Source 3 and 4 – Social Motivation and Ability
Source 3 and 4 focused on social motivation and ability. The issue is that long-standing bad habits are almost always influenced by other humans who either encourage or enable the wrong behaviors or discourage or disable the right ones. The key is to use the power of social pressure by finding strength in numbers.
3 Key Strategies
- Strategy 1: Pave the Way. Be the first to behave a new way.
- Strategy 2: Enlist the power of those who motivate. Ask, “who are the actors” and “what are the actions?” Look for potential motivators in opinion leaders, formal leaders, and your neighbors and colleagues.
- Strategy 3: Seek the support of those who enable. Ask, “who are the enablers” and ‘what are the actions?”
3 Ways Others Can Enable Us
- The wisdom of the Crowds. According to James Surowiecki, under the right circumstances, groups are smarter than smart individuals. Sample the market over seek expert advice. Build “wise” groups by ensuring diversity.
- Encourage synergy. To do so, brainstorm, maximize diversity, and seek a third option.

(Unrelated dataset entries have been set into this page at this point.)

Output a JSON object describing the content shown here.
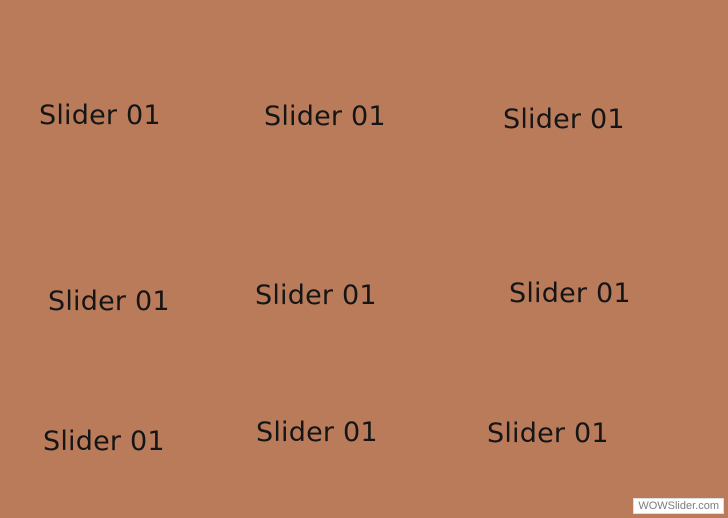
{
  "slider": {
    "background_color": "#b97b5a",
    "labels": [
      "Slider 01",
      "Slider 01",
      "Slider 01",
      "Slider 01",
      "Slider 01",
      "Slider 01",
      "Slider 01",
      "Slider 01",
      "Slider 01"
    ],
    "watermark": "WOWSlider.com"
  }
}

- Get feedback. To do so, ask close colleagues, form sample groups, and learn from critics.
Additional notes
- Can one person who disagrees in an effective way, make it safe for others? Here we watched an experiment based on an earlier experiment by Solomon Asch By disagreeing skillfully and respectfully, one person in a group can make it safe for others. When one person lead by example, saying, “I see it differently, but I think …”, 95% gave their opinion.
- 5 kinds of adopters. Dr. Everett Rogers found 5 kinds of adopters: 1) innovators, 2) early adopters, 3) early majority, 4) late majority, and 5) laggards.
- Engage opinion leaders. To rapidly create widespread adoption of vital behaviors, find and engage opinion leaders. You don’t need to meet with and affect everyone you’re trying to influence. Enlist the power of opinion leaders to help you make change happen.
- Change follows an S-curve. It starts out slowly, rapidly accelerates, and then levels off.
- Build “wise” groups. Ensure diversity and maximize independence (by limiting the power of officials or authorities.)
Source 5 – Structural Motivation
Source 5 focused on structural motivation. The key influence challenge is that rewards, incentives and costs can encourage the wrong behaviors or discourage the right ones. The key is to ensure that costs and incentives support desired behaviors.
3 Key Strategies
- Strategy 1: Link rewards third and in moderation. It’s more important that people are doing the right things from personal motivation than external rewards.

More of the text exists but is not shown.